Looks like OPEC is at it again. With record amounts of Oil all over the place, including the fully loaded ships at sea, Oil prices are artificially Very High! No good and will not be accepted!
— Donald J. Trump (@realDonaldTrump) April 20, 2018
Any action from the US that leads to lower prices would almost certainly be bad for the Canadian Dollar given that crude oil is Canada's largest export.
"The NAFTA headlines continue to get incrementally more positive, suggesting the room for an in-principal to get inked over the coming weeks. While we think most of the good news is priced in, there is still scope for a knee-jerk positive that could interrupt a straight shot to 1.30," McCormick adds.
Negotiators from Canada, Mexico and the US have been attempting to renegotiate the North American Free Trade Agreement for almost a year now and, according to many of the latest reports on the status of talks, are beginning to make some progress.
Mexico, whose laws on immigration are very tough, must stop people from going through Mexico and into the U.S. We may make this a condition of the new NAFTA Agreement. Our Country cannot accept what is happening! Also, we must get Wall funding fast.
— Donald J. Trump (@realDonaldTrump) April 23, 2018
President Trump's dislike of the NAFTA agreement is well known after he described it as "the worst deal in history" when on the campaign trail. It was all but torn to pieces until late March when the White House was reported to have offered a key concession and begun pushing for a token agreement to be concluded some time this month.

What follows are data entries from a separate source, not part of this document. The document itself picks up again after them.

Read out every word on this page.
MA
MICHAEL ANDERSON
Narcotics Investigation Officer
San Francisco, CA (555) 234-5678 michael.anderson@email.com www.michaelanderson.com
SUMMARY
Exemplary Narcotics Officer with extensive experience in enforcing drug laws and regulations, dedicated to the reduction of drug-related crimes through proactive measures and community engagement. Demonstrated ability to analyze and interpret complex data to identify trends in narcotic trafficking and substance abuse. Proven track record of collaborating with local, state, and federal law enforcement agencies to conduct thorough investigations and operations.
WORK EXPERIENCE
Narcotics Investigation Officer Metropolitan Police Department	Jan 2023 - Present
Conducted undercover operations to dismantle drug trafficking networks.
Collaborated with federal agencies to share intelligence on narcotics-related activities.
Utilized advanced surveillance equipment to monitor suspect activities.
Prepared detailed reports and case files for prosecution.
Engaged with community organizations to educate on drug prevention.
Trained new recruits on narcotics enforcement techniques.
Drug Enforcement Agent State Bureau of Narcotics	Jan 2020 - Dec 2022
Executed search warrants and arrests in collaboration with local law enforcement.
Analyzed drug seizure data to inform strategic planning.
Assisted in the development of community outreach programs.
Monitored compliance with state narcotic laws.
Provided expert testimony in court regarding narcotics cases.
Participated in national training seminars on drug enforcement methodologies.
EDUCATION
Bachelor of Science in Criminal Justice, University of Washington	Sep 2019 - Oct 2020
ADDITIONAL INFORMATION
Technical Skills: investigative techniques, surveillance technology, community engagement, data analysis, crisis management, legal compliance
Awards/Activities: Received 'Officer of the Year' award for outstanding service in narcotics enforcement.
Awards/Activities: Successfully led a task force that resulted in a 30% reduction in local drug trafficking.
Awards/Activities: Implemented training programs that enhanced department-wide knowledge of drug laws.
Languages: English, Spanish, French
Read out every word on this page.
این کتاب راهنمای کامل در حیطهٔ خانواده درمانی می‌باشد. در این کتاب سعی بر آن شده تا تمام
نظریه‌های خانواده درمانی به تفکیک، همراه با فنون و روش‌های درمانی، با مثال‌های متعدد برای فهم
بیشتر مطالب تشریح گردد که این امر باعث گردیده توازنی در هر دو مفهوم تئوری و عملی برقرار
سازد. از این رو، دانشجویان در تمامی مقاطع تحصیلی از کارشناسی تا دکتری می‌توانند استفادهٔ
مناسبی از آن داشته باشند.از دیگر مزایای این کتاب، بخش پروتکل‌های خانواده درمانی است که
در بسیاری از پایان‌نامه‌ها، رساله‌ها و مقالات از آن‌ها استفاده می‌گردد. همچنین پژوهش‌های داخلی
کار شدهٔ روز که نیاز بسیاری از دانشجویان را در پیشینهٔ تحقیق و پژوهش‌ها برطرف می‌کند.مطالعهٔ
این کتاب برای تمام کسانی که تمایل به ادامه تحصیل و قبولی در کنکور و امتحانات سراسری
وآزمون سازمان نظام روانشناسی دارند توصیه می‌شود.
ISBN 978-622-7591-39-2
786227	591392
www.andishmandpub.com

This is important given analysts have previously estimated that a NAFTA withdrawal by the US could hit the Canadian economy hard and see the Loonie fall by as much as 20%. Conversely, the Loonie could also rise strongly if and when a deal is clinched. Some, including TD's McCormick, say there is scope for a deal to be reached before the month is out.
"We flag these as risks factors, and our base case looks for choppy grind higher in USDCAD. This reflects the weakening macro story alongside a lower real rate story," McCormick writes, in a note Monday.
McCormick and the TD Securities team are flagging the possibility for divergence in Canadian Dollar exchange rates over the coming months. They say the USD/CAD rate likely to rise due to higher US interest rates and an uncertain outlook for Canadian monetary policy but that the Loonie can still prevail over weaker developed world peers like the New Zealand Dollar during the interim.
"We still hold less sympathy for NZD, which keeps us short NZDCAD for a touch longer," McCormick writes. "The 200 day moving average sits at 0.9067, and we continue to eye a break of that level as well, with our trade recommendation targeting a move to 0.90."